Four Building Blocks for Effective LLM Systems: Evaluations, Retrieval, Generation, & Feedback Collection
Unlock the power of LLMs: Evaluations, Retrieval, Generation, Guardrails, and Feedback - A Guide to Building Better AI Systems
- 1. Eugene Yen will discuss four patterns for building language model (LM) systems and products, based on his popular article.
- 2. The four patterns are evaluations (evals), retrieval, augmented generation, guard rails, and collecting feedback.
- 3. Evals help understand the effectiveness of prompt engineering, retriever augmentation, or fine-tuning in LM systems.
- 4. Eval-driven development uses evals to guide system building, serving as test cases and ensuring safety before deployment.
- 5. Building evals is challenging due to the lack of consistent approaches for LLMs, unlike conventional machine learning metrics.
- 6. Academic benchmarks like MMLU assess LMs on knowledge and reasonability using a prompt and multiple-choice question format, but there's no standard way to run them.
- 7. Simple formatting changes can significantly affect accuracy in these academic benchmarks, making model comparison difficult.
- 8. Outgrown academic benchmarks may not be suitable for specific tasks, as automated summarization evaluation scores might already surpass human ones.
- 9. When using LLMs, it's crucial to ensure that the chosen eval method is a good fit for the task at hand.
- 10. To build effective evals:
- a. Start with a specific task and start small (e.g., an eval set of 40 questions).

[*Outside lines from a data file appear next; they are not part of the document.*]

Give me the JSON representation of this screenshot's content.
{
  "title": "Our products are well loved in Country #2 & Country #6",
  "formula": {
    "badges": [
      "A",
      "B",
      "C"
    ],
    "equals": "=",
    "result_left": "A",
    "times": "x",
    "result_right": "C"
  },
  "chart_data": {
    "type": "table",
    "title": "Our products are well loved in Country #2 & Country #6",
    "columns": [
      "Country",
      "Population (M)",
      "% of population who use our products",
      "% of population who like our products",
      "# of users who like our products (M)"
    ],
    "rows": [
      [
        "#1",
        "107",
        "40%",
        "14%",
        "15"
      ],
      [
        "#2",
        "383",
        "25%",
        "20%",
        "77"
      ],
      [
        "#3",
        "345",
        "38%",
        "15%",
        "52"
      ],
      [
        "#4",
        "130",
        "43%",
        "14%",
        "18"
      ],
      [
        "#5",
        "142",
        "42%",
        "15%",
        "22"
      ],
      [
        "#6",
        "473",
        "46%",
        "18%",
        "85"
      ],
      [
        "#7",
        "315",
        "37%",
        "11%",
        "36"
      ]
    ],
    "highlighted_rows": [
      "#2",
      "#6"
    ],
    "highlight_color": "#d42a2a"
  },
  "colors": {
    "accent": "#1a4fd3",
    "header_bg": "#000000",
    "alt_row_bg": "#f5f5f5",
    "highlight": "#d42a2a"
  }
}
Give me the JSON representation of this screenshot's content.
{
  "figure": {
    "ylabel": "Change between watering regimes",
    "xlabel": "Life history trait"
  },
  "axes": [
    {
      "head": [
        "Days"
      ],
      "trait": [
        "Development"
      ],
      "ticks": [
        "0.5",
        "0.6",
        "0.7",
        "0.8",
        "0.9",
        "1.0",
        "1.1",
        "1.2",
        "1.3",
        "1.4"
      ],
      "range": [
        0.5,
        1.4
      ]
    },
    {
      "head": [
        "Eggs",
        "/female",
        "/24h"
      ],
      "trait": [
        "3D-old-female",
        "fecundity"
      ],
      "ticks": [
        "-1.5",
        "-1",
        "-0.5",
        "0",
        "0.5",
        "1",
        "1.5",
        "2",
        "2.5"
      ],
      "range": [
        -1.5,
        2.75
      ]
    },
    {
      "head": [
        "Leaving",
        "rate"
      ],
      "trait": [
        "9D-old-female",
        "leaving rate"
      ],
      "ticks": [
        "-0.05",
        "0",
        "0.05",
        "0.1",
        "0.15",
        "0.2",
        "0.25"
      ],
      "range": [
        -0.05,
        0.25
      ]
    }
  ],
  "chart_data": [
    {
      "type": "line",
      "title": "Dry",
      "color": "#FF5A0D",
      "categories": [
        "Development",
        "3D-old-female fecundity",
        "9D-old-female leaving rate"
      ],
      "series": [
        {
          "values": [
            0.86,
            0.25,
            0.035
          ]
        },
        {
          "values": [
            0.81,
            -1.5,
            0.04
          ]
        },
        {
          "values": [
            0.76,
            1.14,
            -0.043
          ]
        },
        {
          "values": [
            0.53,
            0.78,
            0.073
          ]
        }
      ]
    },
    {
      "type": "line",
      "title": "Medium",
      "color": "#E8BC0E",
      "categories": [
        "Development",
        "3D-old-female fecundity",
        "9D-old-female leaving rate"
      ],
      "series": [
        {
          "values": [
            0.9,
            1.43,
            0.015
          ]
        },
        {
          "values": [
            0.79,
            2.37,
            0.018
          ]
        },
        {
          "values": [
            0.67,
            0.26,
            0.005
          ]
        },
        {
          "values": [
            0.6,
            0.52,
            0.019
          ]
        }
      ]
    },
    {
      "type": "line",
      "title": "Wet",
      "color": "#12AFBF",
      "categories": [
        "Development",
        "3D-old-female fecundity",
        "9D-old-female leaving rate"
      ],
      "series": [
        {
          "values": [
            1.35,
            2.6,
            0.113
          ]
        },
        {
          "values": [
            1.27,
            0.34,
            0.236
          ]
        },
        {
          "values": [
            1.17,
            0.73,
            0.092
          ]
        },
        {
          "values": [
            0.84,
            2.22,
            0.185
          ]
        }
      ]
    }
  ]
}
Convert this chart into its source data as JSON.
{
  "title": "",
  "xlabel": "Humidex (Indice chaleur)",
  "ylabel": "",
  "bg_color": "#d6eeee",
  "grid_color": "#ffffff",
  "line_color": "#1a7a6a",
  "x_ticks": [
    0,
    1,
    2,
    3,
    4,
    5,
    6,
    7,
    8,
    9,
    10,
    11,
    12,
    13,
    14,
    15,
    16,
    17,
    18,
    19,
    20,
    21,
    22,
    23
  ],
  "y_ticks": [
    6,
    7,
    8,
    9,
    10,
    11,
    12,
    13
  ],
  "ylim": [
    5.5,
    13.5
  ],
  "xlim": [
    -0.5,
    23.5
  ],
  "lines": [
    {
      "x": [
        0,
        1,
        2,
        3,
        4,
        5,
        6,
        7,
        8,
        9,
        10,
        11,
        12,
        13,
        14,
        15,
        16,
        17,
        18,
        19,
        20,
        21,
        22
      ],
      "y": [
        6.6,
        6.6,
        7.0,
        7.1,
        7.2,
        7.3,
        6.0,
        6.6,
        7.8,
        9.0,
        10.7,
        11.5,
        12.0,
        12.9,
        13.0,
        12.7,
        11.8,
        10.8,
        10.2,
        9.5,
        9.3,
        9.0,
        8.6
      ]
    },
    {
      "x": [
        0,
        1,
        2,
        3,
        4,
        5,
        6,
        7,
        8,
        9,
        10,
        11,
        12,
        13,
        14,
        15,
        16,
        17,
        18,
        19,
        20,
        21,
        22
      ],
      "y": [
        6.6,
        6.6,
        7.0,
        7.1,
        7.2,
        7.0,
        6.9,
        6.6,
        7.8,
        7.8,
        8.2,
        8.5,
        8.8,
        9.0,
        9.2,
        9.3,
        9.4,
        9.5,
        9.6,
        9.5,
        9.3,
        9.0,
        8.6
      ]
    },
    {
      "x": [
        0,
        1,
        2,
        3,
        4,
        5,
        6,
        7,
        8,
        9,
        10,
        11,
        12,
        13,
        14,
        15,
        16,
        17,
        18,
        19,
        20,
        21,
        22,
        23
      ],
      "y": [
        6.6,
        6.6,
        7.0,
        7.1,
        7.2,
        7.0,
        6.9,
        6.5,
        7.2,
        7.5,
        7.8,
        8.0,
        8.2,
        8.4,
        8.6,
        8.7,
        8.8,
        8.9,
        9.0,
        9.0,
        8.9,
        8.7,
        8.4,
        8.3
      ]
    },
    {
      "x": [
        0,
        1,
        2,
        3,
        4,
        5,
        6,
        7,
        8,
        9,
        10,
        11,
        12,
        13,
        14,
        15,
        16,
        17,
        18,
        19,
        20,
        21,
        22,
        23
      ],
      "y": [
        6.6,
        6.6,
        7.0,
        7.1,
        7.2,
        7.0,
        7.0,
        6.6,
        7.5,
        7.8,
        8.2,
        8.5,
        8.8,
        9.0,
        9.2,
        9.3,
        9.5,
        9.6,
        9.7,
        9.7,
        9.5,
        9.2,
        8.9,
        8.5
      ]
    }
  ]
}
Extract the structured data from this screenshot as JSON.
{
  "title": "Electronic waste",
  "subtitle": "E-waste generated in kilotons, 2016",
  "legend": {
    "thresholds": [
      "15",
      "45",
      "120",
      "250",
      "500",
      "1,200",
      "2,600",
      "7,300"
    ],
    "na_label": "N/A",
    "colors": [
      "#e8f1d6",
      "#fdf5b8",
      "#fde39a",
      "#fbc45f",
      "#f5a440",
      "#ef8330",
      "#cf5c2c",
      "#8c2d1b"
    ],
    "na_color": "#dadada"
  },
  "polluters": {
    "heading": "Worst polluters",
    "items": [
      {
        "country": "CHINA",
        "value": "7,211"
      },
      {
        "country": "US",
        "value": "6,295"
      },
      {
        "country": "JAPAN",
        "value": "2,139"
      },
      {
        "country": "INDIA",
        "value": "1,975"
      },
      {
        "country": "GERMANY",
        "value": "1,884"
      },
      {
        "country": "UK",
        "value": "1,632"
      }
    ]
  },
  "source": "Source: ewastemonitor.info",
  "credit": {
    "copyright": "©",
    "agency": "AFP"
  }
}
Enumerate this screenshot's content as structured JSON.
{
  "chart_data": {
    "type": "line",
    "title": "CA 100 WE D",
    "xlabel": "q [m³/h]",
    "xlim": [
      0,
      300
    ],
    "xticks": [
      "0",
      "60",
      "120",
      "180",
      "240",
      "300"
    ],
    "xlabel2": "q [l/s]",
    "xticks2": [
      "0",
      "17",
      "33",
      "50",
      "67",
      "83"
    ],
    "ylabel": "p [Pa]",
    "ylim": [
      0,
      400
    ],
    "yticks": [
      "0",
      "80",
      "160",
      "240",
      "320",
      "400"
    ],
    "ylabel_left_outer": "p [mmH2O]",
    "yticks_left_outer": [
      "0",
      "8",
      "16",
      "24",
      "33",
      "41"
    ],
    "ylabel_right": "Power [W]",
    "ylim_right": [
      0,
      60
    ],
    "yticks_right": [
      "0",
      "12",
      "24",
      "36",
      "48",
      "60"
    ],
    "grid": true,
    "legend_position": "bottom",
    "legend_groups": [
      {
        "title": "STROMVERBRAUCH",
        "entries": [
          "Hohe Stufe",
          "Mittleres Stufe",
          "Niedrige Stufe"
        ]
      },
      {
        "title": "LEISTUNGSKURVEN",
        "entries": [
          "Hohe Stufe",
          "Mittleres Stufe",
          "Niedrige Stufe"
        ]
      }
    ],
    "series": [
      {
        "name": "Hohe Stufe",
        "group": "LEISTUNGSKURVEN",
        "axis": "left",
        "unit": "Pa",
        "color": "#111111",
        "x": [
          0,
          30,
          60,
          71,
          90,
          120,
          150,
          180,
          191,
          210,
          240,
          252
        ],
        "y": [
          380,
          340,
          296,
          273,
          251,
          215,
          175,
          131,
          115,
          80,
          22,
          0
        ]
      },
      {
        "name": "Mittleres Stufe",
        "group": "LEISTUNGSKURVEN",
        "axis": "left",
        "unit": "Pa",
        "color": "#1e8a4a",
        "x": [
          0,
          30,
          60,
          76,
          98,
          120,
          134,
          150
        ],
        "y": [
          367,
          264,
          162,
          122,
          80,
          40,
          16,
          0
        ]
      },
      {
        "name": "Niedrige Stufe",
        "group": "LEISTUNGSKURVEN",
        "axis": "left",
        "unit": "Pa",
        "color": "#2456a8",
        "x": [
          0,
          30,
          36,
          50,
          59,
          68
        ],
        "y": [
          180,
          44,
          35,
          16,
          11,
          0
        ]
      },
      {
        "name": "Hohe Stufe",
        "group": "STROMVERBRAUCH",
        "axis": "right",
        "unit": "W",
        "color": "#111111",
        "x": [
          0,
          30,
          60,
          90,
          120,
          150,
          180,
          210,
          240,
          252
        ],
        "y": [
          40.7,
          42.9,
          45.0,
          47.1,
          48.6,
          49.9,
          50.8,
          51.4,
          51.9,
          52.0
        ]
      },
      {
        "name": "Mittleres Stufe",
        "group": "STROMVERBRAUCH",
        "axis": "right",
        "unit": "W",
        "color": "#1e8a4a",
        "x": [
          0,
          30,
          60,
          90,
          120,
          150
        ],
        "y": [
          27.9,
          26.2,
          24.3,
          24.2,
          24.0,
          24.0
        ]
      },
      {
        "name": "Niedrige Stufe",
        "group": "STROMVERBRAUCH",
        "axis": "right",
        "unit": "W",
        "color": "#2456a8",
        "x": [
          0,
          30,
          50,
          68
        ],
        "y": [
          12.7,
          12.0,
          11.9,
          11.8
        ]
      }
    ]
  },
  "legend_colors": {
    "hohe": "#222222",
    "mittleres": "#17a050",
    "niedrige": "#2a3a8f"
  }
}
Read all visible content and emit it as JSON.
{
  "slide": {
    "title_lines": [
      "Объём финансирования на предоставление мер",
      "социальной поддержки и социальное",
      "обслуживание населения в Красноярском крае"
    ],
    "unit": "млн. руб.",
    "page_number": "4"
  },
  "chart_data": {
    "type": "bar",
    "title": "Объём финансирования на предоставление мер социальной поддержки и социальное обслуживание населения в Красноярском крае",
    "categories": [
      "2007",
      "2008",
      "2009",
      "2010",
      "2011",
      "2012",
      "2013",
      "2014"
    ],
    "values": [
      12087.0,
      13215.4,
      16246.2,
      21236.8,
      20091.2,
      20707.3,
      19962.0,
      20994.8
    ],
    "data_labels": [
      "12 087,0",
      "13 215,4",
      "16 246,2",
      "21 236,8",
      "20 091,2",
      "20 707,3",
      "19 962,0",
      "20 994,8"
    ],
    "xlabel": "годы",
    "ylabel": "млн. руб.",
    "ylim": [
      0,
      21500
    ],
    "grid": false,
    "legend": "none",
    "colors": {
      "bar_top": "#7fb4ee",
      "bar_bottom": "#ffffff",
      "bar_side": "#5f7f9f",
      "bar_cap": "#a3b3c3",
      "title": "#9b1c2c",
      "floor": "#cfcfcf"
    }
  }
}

- b. Simplify tasks as much as possible, focusing on clear metrics like precision or recall.
- c. If the task is open-ended, use strong LMs to evaluate output but be aware that this can be expensive.
- 11. Retriever-augmented generation allows adding knowledge to models using input context rather than relying solely on the model's knowledge.
- 12. Retrieving the right documents for LLMs is challenging due to the vast amount of information available.
- 13. LMs can't always see all retrieved documents, and their ability to use these documents effectively varies based on their position in the retrieval set.
- 14. Even with perfect retrieval, there might still be some mistakes due to factors like context complexity.
- 15. LMs struggle to determine if a retrieved context is irrelevant, leading to potential issues with factual consistency (hallucinations).
- 16. To address hallucinations in LLM outputs:
- a. Use natural language inference tasks to classify the relationship between premises and hypotheses.
- b. Apply these tasks at the sentence level for better accuracy.
- c. Utilize sampling methods to compare summaries generated from an input document, checking if they are similar or grounded on the context document.
- 17. Collecting feedback is crucial in production systems to understand user preferences and improve models over time.
- 18. Explicit feedback can be sparse, while implicit feedback may have noise due to users' organic interactions with the product.
- 19. Examples of successful feedback collection include GitHub Copilot and MidJourney, which utilize implicit feedback through user actions.
- 20. Automated evals, starting with annotating 30-100 examples and then automating the process, are essential for faster iteration on prompt engineering, retrieval augmentation, fine-tuning, and safer
- 21. Reusing existing systems like BM25, metadata fetching, and recommendation system techniques can help build effective LM systems without reinventing the wheel.
- 22. User experience (UX) plays a significant role in LM products as it makes LLMs more accessible and user-friendly for collecting valuable feedback data.